Jesse Ryder's chances of making the World Cup squad are all but gone.
Officially, New Zealand Cricket is discussing his situation over the weekend, with the NZ A squad to go to the United Arab Emirates due to be named early next week for a series of limited-overs matches to aid World Cup preparation and squad selection.
However, with Ryder having rejected the chance to get his foot back in the NZC door by turning down a run in the North v South T20 game next Friday, patience has run out.
And New Zealand captain Brendon McCullum, while being careful with his words this week, also voiced significant concerns surrounding the whole Ryder-New Zealand team issue.
"We certainly need finality pretty soon," NZC head of cricket Lindsay Crocker said last night.
"There's a range of options that potentially could flow but there's no conclusions yet."
Crocker confirmed NZC weren't happy with Ryder's rejection of an olive branch in the form of the North-South game.
"He felt as though he's had a lot of cricket lately," Crocker said of Ryder's reasons for sitting the Origin game out. "He felt his conditioning is not quite at a state where he wanted to play so many rapid-fire matches. It's not a decision we necessarily concurred with but it's his to make and we understand his reasons for doing so."
There's a sense NZC is giving Ryder - who slammed 136 in 57 balls against Ireland for Otago this week - every chance but already know the outcome.
NZC wants Ryder subscribing to the team first ethos which has been embedded into the squad before they consider a return.
His last ODI was against India early this year before he was dumped out of the squad, along with Doug Bracewell, for late night misbehaviour.
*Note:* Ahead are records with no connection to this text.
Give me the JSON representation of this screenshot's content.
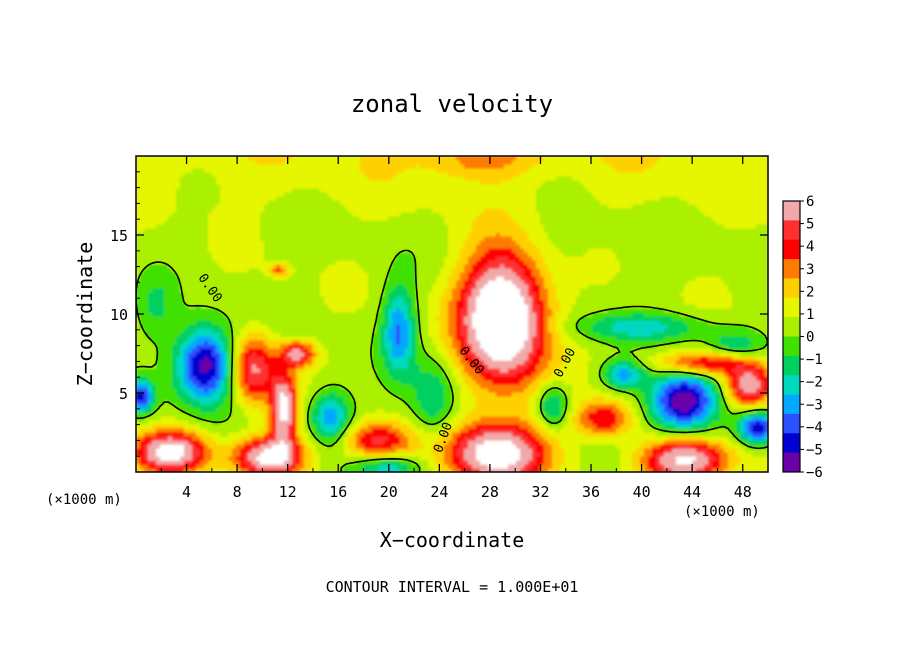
{
  "chart_data": {
    "type": "heatmap",
    "title": "zonal velocity",
    "xlabel": "X−coordinate",
    "ylabel": "Z−coordinate",
    "x_unit_note": "(×1000 m)",
    "z_unit_note": "(×1000 m)",
    "footer": "CONTOUR INTERVAL = 1.000E+01",
    "xlim": [
      0,
      50
    ],
    "ylim": [
      0,
      20
    ],
    "x_ticks": [
      4,
      8,
      12,
      16,
      20,
      24,
      28,
      32,
      36,
      40,
      44,
      48
    ],
    "x_tick_labels": [
      "4",
      "8",
      "12",
      "16",
      "20",
      "24",
      "28",
      "32",
      "36",
      "40",
      "44",
      "48"
    ],
    "y_ticks": [
      5,
      10,
      15
    ],
    "y_tick_labels": [
      "5",
      "10",
      "15"
    ],
    "colorbar": {
      "range": [
        -6,
        6
      ],
      "tick_labels": [
        "6",
        "5",
        "4",
        "3",
        "2",
        "1",
        "0",
        "−1",
        "−2",
        "−3",
        "−4",
        "−5",
        "−6"
      ],
      "colors": [
        "#f2a8a8",
        "#ff3030",
        "#ff0000",
        "#ff7a00",
        "#ffd000",
        "#e6f500",
        "#aaf000",
        "#40e000",
        "#00d060",
        "#00d8c0",
        "#00a8ff",
        "#2a50ff",
        "#0000d0",
        "#6a00a8"
      ]
    },
    "contour_labels": [
      "0.00",
      "0.00",
      "0.00",
      "0.00"
    ],
    "blobs": [
      {
        "x": 5.5,
        "z": 6.8,
        "rx": 2.3,
        "rz": 2.4,
        "v": -6.5
      },
      {
        "x": 0.4,
        "z": 4.8,
        "rx": 1.0,
        "rz": 1.0,
        "v": -5
      },
      {
        "x": 2.7,
        "z": 1.3,
        "rx": 2.8,
        "rz": 1.3,
        "v": 6.5
      },
      {
        "x": 9.3,
        "z": 6.5,
        "rx": 1.8,
        "rz": 2.2,
        "v": 5
      },
      {
        "x": 11.7,
        "z": 4.0,
        "rx": 1.0,
        "rz": 2.2,
        "v": 6.2
      },
      {
        "x": 12.8,
        "z": 7.5,
        "rx": 1.3,
        "rz": 0.8,
        "v": 5
      },
      {
        "x": 11.3,
        "z": 12.8,
        "rx": 0.8,
        "rz": 0.4,
        "v": 3
      },
      {
        "x": 10.5,
        "z": 1.0,
        "rx": 2.7,
        "rz": 1.3,
        "v": 6.5
      },
      {
        "x": 15.4,
        "z": 3.5,
        "rx": 1.6,
        "rz": 1.7,
        "v": -4
      },
      {
        "x": 20.8,
        "z": 9.0,
        "rx": 1.3,
        "rz": 2.8,
        "v": -4
      },
      {
        "x": 19.0,
        "z": 2.0,
        "rx": 2.8,
        "rz": 1.2,
        "v": 4
      },
      {
        "x": 23.5,
        "z": 4.6,
        "rx": 1.8,
        "rz": 2.6,
        "v": -2.5
      },
      {
        "x": 20.0,
        "z": 0.3,
        "rx": 2.5,
        "rz": 0.8,
        "v": -3
      },
      {
        "x": 29.0,
        "z": 9.8,
        "rx": 3.3,
        "rz": 4.2,
        "v": 9
      },
      {
        "x": 28.5,
        "z": 1.2,
        "rx": 3.8,
        "rz": 1.9,
        "v": 7
      },
      {
        "x": 33.0,
        "z": 4.2,
        "rx": 1.2,
        "rz": 1.4,
        "v": -3
      },
      {
        "x": 37.0,
        "z": 3.4,
        "rx": 2.3,
        "rz": 1.2,
        "v": 4
      },
      {
        "x": 38.6,
        "z": 6.2,
        "rx": 1.6,
        "rz": 0.9,
        "v": -3.5
      },
      {
        "x": 43.3,
        "z": 4.5,
        "rx": 2.6,
        "rz": 1.9,
        "v": -7
      },
      {
        "x": 40.0,
        "z": 9.2,
        "rx": 5.5,
        "rz": 0.9,
        "v": -2.5
      },
      {
        "x": 45.0,
        "z": 6.9,
        "rx": 3.8,
        "rz": 0.8,
        "v": 4.5
      },
      {
        "x": 48.5,
        "z": 5.5,
        "rx": 1.8,
        "rz": 1.3,
        "v": 6
      },
      {
        "x": 49.2,
        "z": 2.8,
        "rx": 1.5,
        "rz": 1.0,
        "v": -6
      },
      {
        "x": 43.5,
        "z": 0.8,
        "rx": 3.3,
        "rz": 1.4,
        "v": 6.5
      },
      {
        "x": 47.5,
        "z": 8.0,
        "rx": 2.3,
        "rz": 1.0,
        "v": -2
      },
      {
        "x": 31.0,
        "z": 14.0,
        "rx": 6.0,
        "rz": 3.0,
        "v": -0.4
      },
      {
        "x": 27.0,
        "z": 19.8,
        "rx": 4.0,
        "rz": 1.2,
        "v": 1.8
      },
      {
        "x": 1.5,
        "z": 10.5,
        "rx": 1.5,
        "rz": 2.0,
        "v": -1.5
      }
    ]
  }
}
However, McCullum spelled out his concerns to the Herald this week.
"No one's bigger than the team," McCullum said. "This team only works if we're all on the same page. Even one weak link is enough to derail the whole thing.
"Is representing New Zealand the best thing for Jesse moving forward? I don't know. Does the environment need Jesse and the distractions that come with him?
"Ultimately I'd love to see Jesse be desperate to represent his country and for it not to be about Jesse but what the team needs."
McCullum admits he struggles to understand someone not being totally committed to representing his country. That may be the nub of the Ryder issue.
"Has he ever come out and said he's desperate to represent New Zealand? Do you want to play for New Zealand for yourself or because you want to be part of the team?
"It's a big difference," McCullum said.
McCullum is a fan of Ryder but the man who can think of nothing better than pulling on the silver fern is puzzled.
"I think I've got a very good relationship with him. I genuinely care for the guy.
"But there's some stuff I don't understand about this. This is your one opportunity to represent your country. It's supposed to be the best time of your life, playing international sport with your mates.
"I don't understand that you can't be totally committed to that. On his day Jesse is a very, very good cricketer. But there's probably 100 cricketers in this country who are desperate to represent New Zealand. I'd love Jesse to be one of them.
"But there's some non-negotiables which representing your country require. Doug has worked that out. Jesse? I'm not sure."
One thing: form isn't the point with Ryder.
"One thing we need to know is exactly his ambition and desire," Crocker said.
"Each individual is expected to put his team first in the way they play and prepare. Those principles are being explained to him."
If Ryder is not named to the UAE trip "it's getting reasonably unlikely" he would be considered for the World Cup, he added, "but it would be wrong to say that's definitive".